In Spark using Scala - When we have to convert RDD[Row] to DataFrame. Why we have to convert the RDD[Row] to RDD of case classor RDD of tuple in order to use rdd.toDF() Any specific reason it was not provided for the RDD[Row]

object RDDParallelize {
  def main(args: Array[String]): Unit = {

val spark:SparkSession = SparkSession.builder().master("local[1]")
  .appName("learn")
  .getOrCreate()

val abc = Row("val1","val2")
val abc2 = Row("val1","val2")
val rdd1 = spark.sparkContext.parallelize(Seq(abc,abc2))
import spark.implicits._
rdd1.toDF() //doesn't work
  }
}

CodePudding user response：

it is confusing since there are implicit conversion for the toDF methode. Like you may have seen, toDF is not a methode of Rdd class, but it is defined in DatasetHolder, you are using rddToDatasetHolder in SQLImplicits to convert the rdd you created to a DatasetHolder. if you look into the methode rddToDatasetHolder,

implicit def rddToDatasetHolder[T : Encoder](rdd: RDD[T]): DatasetHolder[T] = {
DatasetHolder(_sqlContext.createDataset(rdd))

}

you will see that it requires a T of Encoder which is

Used to convert a JVM object of type T to and from the internal Spark SQL representation.

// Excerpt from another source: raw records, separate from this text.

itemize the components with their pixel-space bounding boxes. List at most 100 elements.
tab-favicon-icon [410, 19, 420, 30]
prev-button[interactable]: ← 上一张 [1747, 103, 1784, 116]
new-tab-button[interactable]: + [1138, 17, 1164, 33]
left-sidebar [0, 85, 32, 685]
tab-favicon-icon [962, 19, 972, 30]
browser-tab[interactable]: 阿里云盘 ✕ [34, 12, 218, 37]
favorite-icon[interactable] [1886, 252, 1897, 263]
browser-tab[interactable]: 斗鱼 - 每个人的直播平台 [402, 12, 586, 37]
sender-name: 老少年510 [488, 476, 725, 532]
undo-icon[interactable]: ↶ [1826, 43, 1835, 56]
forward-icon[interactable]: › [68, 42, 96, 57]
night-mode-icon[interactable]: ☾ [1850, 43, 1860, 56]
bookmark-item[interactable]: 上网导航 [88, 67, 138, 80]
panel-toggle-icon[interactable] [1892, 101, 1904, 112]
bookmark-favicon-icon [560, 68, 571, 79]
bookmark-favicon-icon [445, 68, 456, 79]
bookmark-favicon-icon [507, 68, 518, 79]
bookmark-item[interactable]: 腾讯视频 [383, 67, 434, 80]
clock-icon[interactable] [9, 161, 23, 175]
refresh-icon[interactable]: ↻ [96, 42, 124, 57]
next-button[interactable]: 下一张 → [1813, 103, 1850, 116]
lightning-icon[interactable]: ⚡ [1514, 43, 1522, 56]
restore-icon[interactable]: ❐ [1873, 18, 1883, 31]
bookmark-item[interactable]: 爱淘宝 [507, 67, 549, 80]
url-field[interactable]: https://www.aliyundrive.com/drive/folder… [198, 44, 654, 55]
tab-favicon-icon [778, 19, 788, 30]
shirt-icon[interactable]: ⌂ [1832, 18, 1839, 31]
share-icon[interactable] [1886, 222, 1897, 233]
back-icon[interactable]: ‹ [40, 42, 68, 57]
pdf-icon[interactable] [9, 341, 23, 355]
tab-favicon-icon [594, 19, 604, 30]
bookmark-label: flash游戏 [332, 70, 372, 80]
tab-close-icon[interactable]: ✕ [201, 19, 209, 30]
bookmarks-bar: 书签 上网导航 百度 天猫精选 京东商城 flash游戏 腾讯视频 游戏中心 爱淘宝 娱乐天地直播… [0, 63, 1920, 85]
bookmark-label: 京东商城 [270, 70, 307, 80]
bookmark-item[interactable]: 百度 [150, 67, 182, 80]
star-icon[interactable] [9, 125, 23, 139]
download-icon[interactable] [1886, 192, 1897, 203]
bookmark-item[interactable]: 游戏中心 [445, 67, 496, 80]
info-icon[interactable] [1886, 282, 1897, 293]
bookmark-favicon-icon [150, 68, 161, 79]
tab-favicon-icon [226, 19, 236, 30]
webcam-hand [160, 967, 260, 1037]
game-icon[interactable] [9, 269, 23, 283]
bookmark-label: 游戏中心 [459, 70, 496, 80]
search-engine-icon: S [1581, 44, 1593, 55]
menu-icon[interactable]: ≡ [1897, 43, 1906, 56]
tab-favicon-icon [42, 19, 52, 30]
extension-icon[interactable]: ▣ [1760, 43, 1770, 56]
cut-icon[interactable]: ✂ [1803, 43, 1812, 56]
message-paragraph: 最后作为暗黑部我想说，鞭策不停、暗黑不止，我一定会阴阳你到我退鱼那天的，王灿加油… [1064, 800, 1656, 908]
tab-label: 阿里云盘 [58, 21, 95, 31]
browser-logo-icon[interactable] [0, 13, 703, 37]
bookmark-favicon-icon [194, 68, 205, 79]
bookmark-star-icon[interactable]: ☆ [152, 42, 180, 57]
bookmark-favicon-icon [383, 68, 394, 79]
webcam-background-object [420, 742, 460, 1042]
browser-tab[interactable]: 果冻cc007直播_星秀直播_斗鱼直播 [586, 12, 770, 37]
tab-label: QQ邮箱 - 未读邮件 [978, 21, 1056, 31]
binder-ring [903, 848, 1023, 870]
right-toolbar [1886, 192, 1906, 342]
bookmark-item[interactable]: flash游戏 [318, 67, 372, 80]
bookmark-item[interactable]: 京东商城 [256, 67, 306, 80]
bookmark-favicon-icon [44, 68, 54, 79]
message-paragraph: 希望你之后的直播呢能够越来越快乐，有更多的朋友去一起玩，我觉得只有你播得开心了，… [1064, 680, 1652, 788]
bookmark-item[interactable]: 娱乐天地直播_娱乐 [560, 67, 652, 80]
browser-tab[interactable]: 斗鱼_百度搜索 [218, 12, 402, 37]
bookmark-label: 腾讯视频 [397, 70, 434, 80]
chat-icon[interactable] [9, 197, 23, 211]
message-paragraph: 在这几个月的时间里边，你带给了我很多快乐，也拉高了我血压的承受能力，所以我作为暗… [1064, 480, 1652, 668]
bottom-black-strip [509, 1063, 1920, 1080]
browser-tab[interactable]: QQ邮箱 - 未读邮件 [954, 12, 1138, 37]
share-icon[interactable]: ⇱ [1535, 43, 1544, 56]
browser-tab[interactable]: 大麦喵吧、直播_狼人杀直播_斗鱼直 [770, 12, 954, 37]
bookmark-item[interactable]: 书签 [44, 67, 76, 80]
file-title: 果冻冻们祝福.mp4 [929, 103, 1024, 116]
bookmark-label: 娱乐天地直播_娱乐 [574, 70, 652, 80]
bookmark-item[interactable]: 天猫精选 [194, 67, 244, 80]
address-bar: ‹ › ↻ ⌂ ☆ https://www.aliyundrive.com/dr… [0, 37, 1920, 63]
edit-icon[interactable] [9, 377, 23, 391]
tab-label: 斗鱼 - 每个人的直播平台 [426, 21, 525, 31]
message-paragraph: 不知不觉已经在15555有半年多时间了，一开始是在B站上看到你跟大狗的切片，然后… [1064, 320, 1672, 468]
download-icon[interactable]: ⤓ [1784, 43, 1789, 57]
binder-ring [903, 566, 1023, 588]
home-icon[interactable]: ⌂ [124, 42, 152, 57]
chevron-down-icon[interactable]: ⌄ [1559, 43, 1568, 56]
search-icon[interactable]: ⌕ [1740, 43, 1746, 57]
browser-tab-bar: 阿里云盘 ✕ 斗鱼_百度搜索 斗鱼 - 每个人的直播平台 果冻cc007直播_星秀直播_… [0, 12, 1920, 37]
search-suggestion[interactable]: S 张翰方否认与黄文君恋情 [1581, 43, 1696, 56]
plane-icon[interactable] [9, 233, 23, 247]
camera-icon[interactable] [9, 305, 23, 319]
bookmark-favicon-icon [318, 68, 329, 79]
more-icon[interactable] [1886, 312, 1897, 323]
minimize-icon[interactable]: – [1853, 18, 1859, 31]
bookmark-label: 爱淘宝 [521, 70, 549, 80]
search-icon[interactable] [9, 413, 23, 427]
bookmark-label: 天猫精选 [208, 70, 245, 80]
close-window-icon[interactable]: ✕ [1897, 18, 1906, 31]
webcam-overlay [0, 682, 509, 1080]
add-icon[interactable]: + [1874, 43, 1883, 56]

if you try to convert a Rdd[Row] to Datasetholder you will need one encoder to tell spark how you convert Row object to internal SQL representation. However

Primitive types (Int, String, etc) and Product types (case " "classes) are supported by importing spark.implicits._ Support for serializing other types " "will be added in future releases

spark does not have any encoder for Row type so such conversion never finished successfully.